Stories
Slash Boxes
Comments

SoylentNews is people

posted by martyb on Saturday September 10 2016, @01:13PM   Printer-friendly
from the some-assembly-required dept.

Dan Luu demonstrates that even when optimizing, compilers often produce very slow code as compared to very basic source that is easily accessible to every assembly code programmer: Hand coded assembly beats intrinsics in speed and simplicity:

Every once in a while, I hear how intrinsics have improved enough that it's safe to use them for high performance code. That would be nice. The promise of intrinsics is that you can write optimized code by calling out to functions (intrinsics) that correspond to particular assembly instructions. Since intrinsics act like normal functions, they can be cross platform. And since your compiler has access to more computational power than your brain, as well as a detailed model of every CPU, the compiler should be able to do a better job of micro-optimizations. Despite decade old claims that intrinsics can make your life easier, it never seems to work out.

The last time I tried intrinsics was around 2007; for more on why they were hopeless then (see this exploration by the author of VirtualDub). I gave them another shot recently, and while they've improved, they're still not worth the effort.
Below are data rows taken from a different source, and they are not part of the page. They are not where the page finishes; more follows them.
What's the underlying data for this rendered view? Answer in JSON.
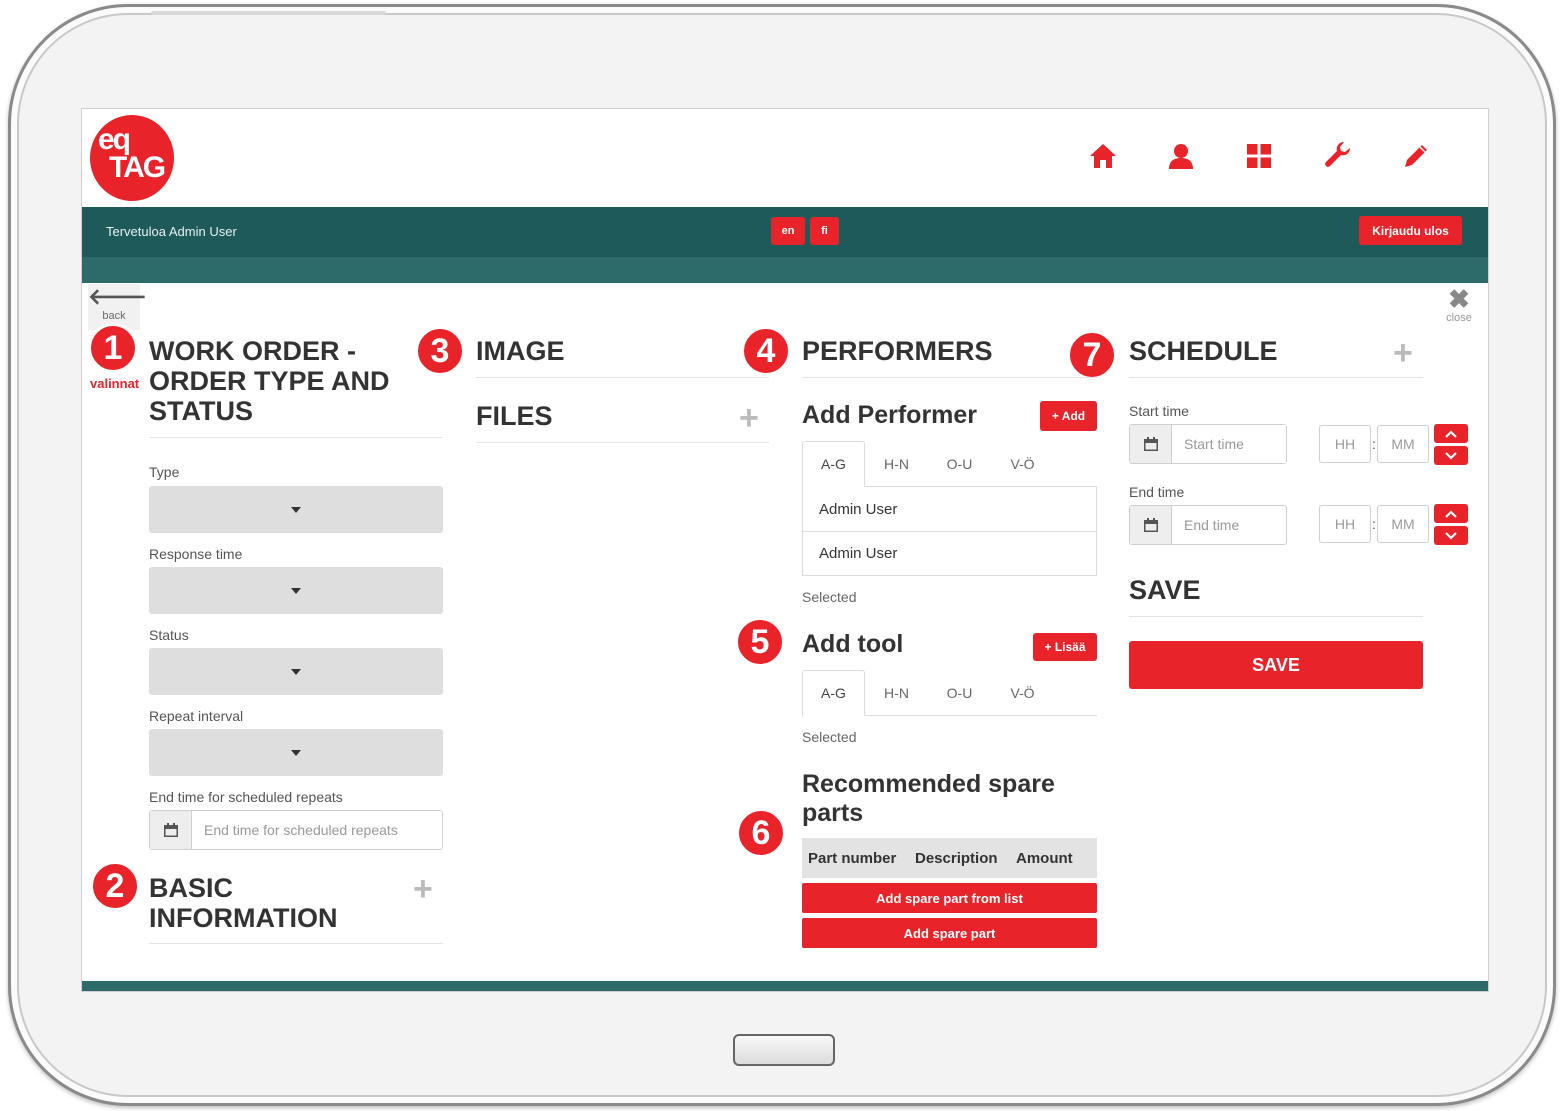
{
  "header": {
    "logo_line1": "eq",
    "logo_line2": "TAG",
    "nav_icons": [
      "home-icon",
      "user-icon",
      "grid-icon",
      "wrench-icon",
      "pencil-icon"
    ],
    "greeting": "Tervetuloa Admin User",
    "languages": [
      "en",
      "fi"
    ],
    "logout_label": "Kirjaudu ulos"
  },
  "colors": {
    "accent": "#e8232a",
    "teal_dark": "#1f5a5a",
    "teal": "#2d6b6b"
  },
  "nav": {
    "back_label": "back",
    "close_label": "close"
  },
  "badges": [
    "1",
    "2",
    "3",
    "4",
    "5",
    "6",
    "7"
  ],
  "annotation": "valinnat",
  "work_order": {
    "title_line1": "WORK ORDER -",
    "title_line2": "ORDER TYPE AND",
    "title_line3": "STATUS",
    "type_label": "Type",
    "response_label": "Response time",
    "status_label": "Status",
    "repeat_label": "Repeat interval",
    "end_repeat_label": "End time for scheduled repeats",
    "end_repeat_placeholder": "End time for scheduled repeats"
  },
  "basic_info": {
    "title_line1": "BASIC",
    "title_line2": "INFORMATION"
  },
  "image": {
    "title": "IMAGE"
  },
  "files": {
    "title": "FILES"
  },
  "performers": {
    "title": "PERFORMERS",
    "add_title": "Add Performer",
    "add_button": "+ Add",
    "tabs": [
      "A-G",
      "H-N",
      "O-U",
      "V-Ö"
    ],
    "users": [
      "Admin User",
      "Admin User"
    ],
    "selected_label": "Selected"
  },
  "tools": {
    "title": "Add tool",
    "add_button": "+ Lisää",
    "tabs": [
      "A-G",
      "H-N",
      "O-U",
      "V-Ö"
    ],
    "selected_label": "Selected"
  },
  "spare_parts": {
    "title_line1": "Recommended spare",
    "title_line2": "parts",
    "columns": [
      "Part number",
      "Description",
      "Amount"
    ],
    "add_from_list": "Add spare part from list",
    "add_part": "Add spare part"
  },
  "schedule": {
    "title": "SCHEDULE",
    "start_label": "Start time",
    "start_placeholder": "Start time",
    "end_label": "End time",
    "end_placeholder": "End time",
    "hh": "HH",
    "mm": "MM",
    "sep": ":"
  },
  "save": {
    "title": "SAVE",
    "button": "SAVE"
  }
}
The problem is that intrinsics are so unreliable that you have to manually check the result on every platform and every compiler you expect your code to be run on, and then tweak the intrinsics until you get a reasonable result. That's more work than just writing the assembly by hand. If you don't check the results by hand, it's easy to get bad results.

For example, as of this writing, the first two Google hits for popcnt benchmark (and 2 out of the top 3 bing hits) claim that Intel's hardware popcnt instruction is slower than a software implementation that counts the number of bits set in a buffer, via a table lookup using the SSSE3 pshufb instruction. This turns out to be untrue, but it must not be obvious, or this claim wouldn't be so persistent. Let's see why someone might have come to the conclusion that the popcnt instruction is slow if they coded up a solution using intrinsics.

In my own experience, I have yet to find an optimizing compiler that generates code as fast or as compact as I am able to with hand-optimized code.

Dan Luu's entire website is a treasure trove of education for experienced and novice coders alike. I look forward to studying the whole thing. His refreshingly simple HTML 1.0 design is obviously intended to educate, and is an example of my assertion that the true experts all have austere websites.


Original Submission

 
This discussion has been archived. No new comments can be posted.
Display Options Threshold/Breakthrough Mark All as Read Mark All as Unread
The Fine Print: The following comments are owned by whoever posted them. We are not responsible for them in any way.
  • (Score: 2, Insightful) by Anonymous Coward on Saturday September 10 2016, @01:32PM

    by Anonymous Coward on Saturday September 10 2016, @01:32PM (#399976)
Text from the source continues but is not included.